Lopez ne l’a pas grondée. Ne l’a pas chassée. Ce fut un moment qui a façonné Whaley, qui a toujours cette carte de score signé du Corning Classic.

Une chirurgie du genou a empêché Lopez de participer à ce championnat. Elle aura son genou gauche guéri le 1er novembre et lui donnera 50% de chance d’être sur le terrain à Pine Needles en 2019. La présence de Lopez sur le premier tee en tant que départ honorifique, dans une clinique pour enfants sur le Samedi et le sur 18e fairway dimanche, a ajouté une autre couche de magie à un week-end qui incluait des membres du Panthéon tels qu’Amy Alcott, Hollis Stacy, Betsy King et Pat Bradley.
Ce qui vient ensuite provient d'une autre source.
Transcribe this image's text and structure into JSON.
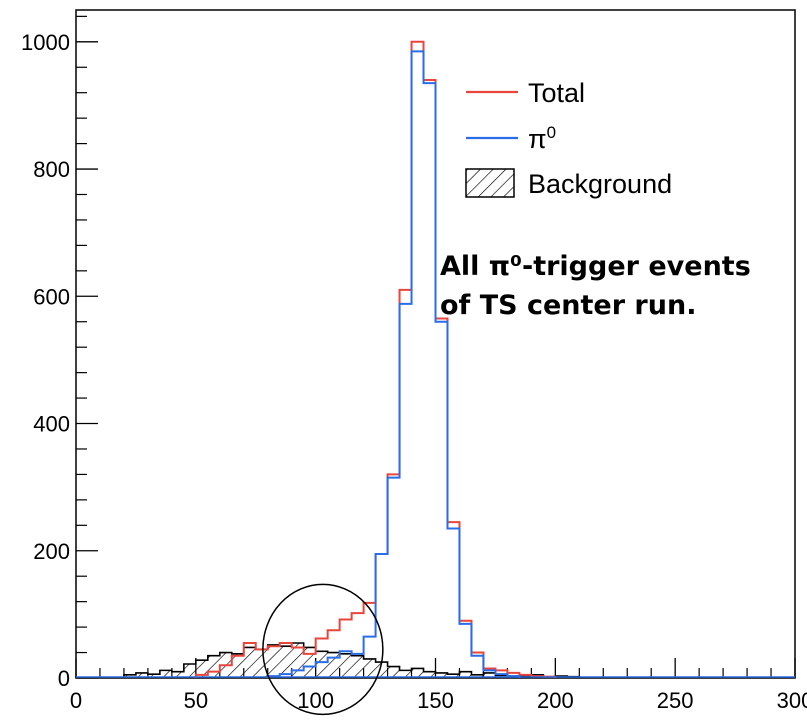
{
  "chart_data": {
    "type": "histogram",
    "xlim": [
      0,
      300
    ],
    "ylim": [
      0,
      1050
    ],
    "bin_width": 5,
    "x_ticks": [
      0,
      50,
      100,
      150,
      200,
      250,
      300
    ],
    "x_tick_labels": [
      "0",
      "50",
      "100",
      "150",
      "200",
      "250",
      "300"
    ],
    "y_ticks": [
      0,
      200,
      400,
      600,
      800,
      1000
    ],
    "y_tick_labels": [
      "0",
      "200",
      "400",
      "600",
      "800",
      "1000"
    ],
    "xlabel": "",
    "ylabel": "",
    "title": "",
    "grid": false,
    "legend_position": "top-right",
    "series": [
      {
        "name": "Total",
        "color": "#e8453c",
        "style": "step-line",
        "bins": [
          [
            50,
            5
          ],
          [
            55,
            10
          ],
          [
            60,
            20
          ],
          [
            65,
            35
          ],
          [
            70,
            55
          ],
          [
            75,
            45
          ],
          [
            80,
            50
          ],
          [
            85,
            55
          ],
          [
            90,
            48
          ],
          [
            95,
            38
          ],
          [
            100,
            62
          ],
          [
            105,
            75
          ],
          [
            110,
            92
          ],
          [
            115,
            102
          ],
          [
            120,
            118
          ],
          [
            125,
            195
          ],
          [
            130,
            320
          ],
          [
            135,
            610
          ],
          [
            140,
            1000
          ],
          [
            145,
            940
          ],
          [
            150,
            565
          ],
          [
            155,
            245
          ],
          [
            160,
            90
          ],
          [
            165,
            40
          ],
          [
            170,
            15
          ],
          [
            175,
            12
          ],
          [
            180,
            8
          ],
          [
            185,
            5
          ],
          [
            190,
            3
          ],
          [
            195,
            2
          ]
        ]
      },
      {
        "name": "π0",
        "color": "#2b6de6",
        "style": "step-line",
        "bins": [
          [
            80,
            3
          ],
          [
            85,
            6
          ],
          [
            90,
            12
          ],
          [
            95,
            18
          ],
          [
            100,
            25
          ],
          [
            105,
            32
          ],
          [
            110,
            42
          ],
          [
            115,
            38
          ],
          [
            120,
            65
          ],
          [
            125,
            195
          ],
          [
            130,
            315
          ],
          [
            135,
            588
          ],
          [
            140,
            985
          ],
          [
            145,
            935
          ],
          [
            150,
            560
          ],
          [
            155,
            235
          ],
          [
            160,
            85
          ],
          [
            165,
            35
          ],
          [
            170,
            12
          ],
          [
            175,
            6
          ],
          [
            180,
            3
          ]
        ]
      },
      {
        "name": "Background",
        "color": "#000000",
        "style": "hatched",
        "bins": [
          [
            20,
            5
          ],
          [
            25,
            8
          ],
          [
            30,
            6
          ],
          [
            35,
            12
          ],
          [
            40,
            10
          ],
          [
            45,
            22
          ],
          [
            50,
            28
          ],
          [
            55,
            35
          ],
          [
            60,
            40
          ],
          [
            65,
            38
          ],
          [
            70,
            48
          ],
          [
            75,
            45
          ],
          [
            80,
            52
          ],
          [
            85,
            50
          ],
          [
            90,
            55
          ],
          [
            95,
            48
          ],
          [
            100,
            42
          ],
          [
            105,
            40
          ],
          [
            110,
            38
          ],
          [
            115,
            35
          ],
          [
            120,
            30
          ],
          [
            125,
            25
          ],
          [
            130,
            18
          ],
          [
            135,
            12
          ],
          [
            140,
            15
          ],
          [
            145,
            10
          ],
          [
            150,
            8
          ],
          [
            155,
            6
          ],
          [
            160,
            10
          ],
          [
            165,
            5
          ],
          [
            170,
            8
          ],
          [
            175,
            4
          ],
          [
            180,
            3
          ],
          [
            185,
            3
          ],
          [
            190,
            5
          ],
          [
            195,
            2
          ],
          [
            200,
            3
          ],
          [
            205,
            2
          ]
        ]
      }
    ],
    "annotation": {
      "line1": "All π⁰-trigger events",
      "line2": "of TS center run."
    },
    "highlight_circle": {
      "center": [
        103,
        45
      ],
      "note": "circle drawn around low-mass region"
    }
  }
}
Sandra Palmer, 77 ans, a frappé deux balles dans l’eau au 10e trou par-3 vendredi, son trou d’ouverture. Personne autour du tee de départ ne pouvait respirer jusqu’à ce que son troisième tir frappe la terre.

Palmer, 19 fois championne de la LPGA, est restée là-bas pendant le week-end avec beaucoup de ses pairs pour voir ce championnat historique jusqu’à la fin. Elle était penaude à propos de sa carte de score, mais elle sourit et dit: « J’ai fait un swing pour chaque ami qui m’a envoyé un texto. Je suis tellement reconnaissante. »

Pour tous ceux qui ont eu le privilège d’être sur place, c’était un majeur pour la postérité. Un retour qui nous a rappelé tout ce qui manque aujourd’hui au jeu.